THE PLDT CORPORATE GOVERNANCE HISTORY
By virtue of its listing in the Philippine Stock Exchange and New York Stock Exchange, PLDT falls within the ambit of Philippine and U.S. regulatory bodies and must comply with their laws, rules and regulations. In this regard, PLDT has established various policies and initiatives to ensure that its business practices will be compliant with global best practices. Significant dates in our compliance efforts are as follows:
September 24, 2002
The PLDT Board of Directors (“Board”) approved the PLDT Manual on Corporate Governance (“Manual”). The Manual, which took effect on January 1, 2003, conforms with the requirements of the Philippine Securities and Exchange Commission (“PSEC”), and covers policies on, among others: (a) independent directors, (b) key Board Committees (i.e., Audit Committee, Executive Compensation Committee, and Nomination Committee), (c) independent auditors, (d) internal audit, (e) stockholder rights, (f) internal controls, and (g) penalties for non-compliance.
November 5, 2002
The Board approved the Anti-Money Laundering Manual. While not a covered institution, PLDT has nonetheless adopted its own Anti-Money Laundering Manual as required by the PSEC and pursuant to our commitment to help the national government in preventing anti-money laundering activities.
March 30, 2004
The Board approved the Code of Business Conduct and Ethics (the “Code”). The Code sets out standards of business conduct and ethics, namely: (a) compliance, (b) competition and fair dealing, (c) confidentiality of information and proper use of property, (d) conflicts of interests and corporate opportunities, (e) disclosure, (f) risk management, and (g) relations with shareholders and investors. These standards seek to promote the values of accountability, integrity, fairness and transparency. The Code also proscribes retaliation against reporters of violations of the Code, and penalizes violation of the prescribed standards.
Middle of June 2004
PLDT commenced its Sarbanes-Oxley Section 404 Compliance Project. Through this project, the PLDT Group ensures that its internal controls will support the annual internal control report on management’s assessment of internal controls that must be certified by the chief executive officer and the chief financial officer starting 2006 for foreign private issuers outside the U.S. like PLDT. This includes, as well, the corresponding required attestation of the independent external auditors.
June 29, 2004
The Board expanded the existing Nominations Committee to include oversight functions on corporate governance matters. Accordingly, it reconstituted the Nominations Committee into the Governance and Nominations Committee.
October 5, 2004
The Board approved the Charter of the Governance and Nomination Committee and identified members to the committee. PLDT also appointed its Chief Governance Officer who serves as compliance officer and heads the Corporate Governance Office. The Chief Governance Officer and the Corporate Governance Office report functionally to the Governance and Nomination Committee of the Board.
Early May 2005
PLDT’s President and CEO issued a memo to the presidents of PLDT subsidiaries to seek the adoption by the respective Board of Directors of the subsidiaries of the PLDT Code of Business Conduct and Ethics in accordance with the Governance and Nomination Committee Resolution No. 04-2005-02 dated April 2005.
October 04, 2005
The Board approved the expanded Conflict of Interest Policy.
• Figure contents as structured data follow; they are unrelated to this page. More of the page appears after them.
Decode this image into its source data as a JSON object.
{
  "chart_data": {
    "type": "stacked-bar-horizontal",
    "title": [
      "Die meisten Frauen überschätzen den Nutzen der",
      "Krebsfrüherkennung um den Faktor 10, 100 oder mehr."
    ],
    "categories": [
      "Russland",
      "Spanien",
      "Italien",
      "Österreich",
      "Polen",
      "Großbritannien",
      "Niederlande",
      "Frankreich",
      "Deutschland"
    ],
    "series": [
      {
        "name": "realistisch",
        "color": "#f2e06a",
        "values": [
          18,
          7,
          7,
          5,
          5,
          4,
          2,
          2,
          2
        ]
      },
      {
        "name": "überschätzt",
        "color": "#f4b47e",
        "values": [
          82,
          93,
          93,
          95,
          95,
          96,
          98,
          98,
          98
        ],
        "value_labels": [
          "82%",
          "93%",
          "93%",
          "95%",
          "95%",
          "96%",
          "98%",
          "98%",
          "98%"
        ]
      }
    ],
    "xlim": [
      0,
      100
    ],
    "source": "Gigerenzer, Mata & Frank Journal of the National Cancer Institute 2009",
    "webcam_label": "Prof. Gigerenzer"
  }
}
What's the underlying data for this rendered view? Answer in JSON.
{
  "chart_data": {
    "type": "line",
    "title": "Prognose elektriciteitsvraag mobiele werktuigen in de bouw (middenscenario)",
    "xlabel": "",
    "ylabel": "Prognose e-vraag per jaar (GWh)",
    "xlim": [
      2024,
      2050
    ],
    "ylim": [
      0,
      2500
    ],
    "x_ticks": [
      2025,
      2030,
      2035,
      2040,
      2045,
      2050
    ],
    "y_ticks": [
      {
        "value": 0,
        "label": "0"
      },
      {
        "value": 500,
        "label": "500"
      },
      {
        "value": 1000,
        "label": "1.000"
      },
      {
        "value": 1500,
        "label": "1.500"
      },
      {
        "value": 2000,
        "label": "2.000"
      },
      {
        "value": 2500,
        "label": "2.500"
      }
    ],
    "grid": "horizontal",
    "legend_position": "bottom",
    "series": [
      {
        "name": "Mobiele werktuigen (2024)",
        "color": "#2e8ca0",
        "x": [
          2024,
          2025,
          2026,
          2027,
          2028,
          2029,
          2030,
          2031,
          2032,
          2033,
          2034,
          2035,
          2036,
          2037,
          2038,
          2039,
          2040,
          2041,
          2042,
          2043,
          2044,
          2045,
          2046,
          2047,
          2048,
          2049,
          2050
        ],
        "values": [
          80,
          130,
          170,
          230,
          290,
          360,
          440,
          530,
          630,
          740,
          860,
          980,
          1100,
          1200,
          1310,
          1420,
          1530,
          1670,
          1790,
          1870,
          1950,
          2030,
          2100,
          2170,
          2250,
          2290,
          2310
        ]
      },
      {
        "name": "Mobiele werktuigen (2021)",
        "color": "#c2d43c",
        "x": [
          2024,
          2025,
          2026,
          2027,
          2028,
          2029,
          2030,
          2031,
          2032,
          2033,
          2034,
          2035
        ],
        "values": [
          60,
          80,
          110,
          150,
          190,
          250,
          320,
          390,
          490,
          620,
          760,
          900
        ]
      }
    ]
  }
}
The above initiatives are just the initial steps that PLDT has taken in consonance with its commitment to instill a culture of good governance in the Company. With the PLDT Board’s Governance and Nomination Committee in place, as well as the President and CEO’s support of the recently established and future corporate governance programs, PLDT will continue to lead the pack in the adoption of critical best practices in good corporate governance in the Philippines.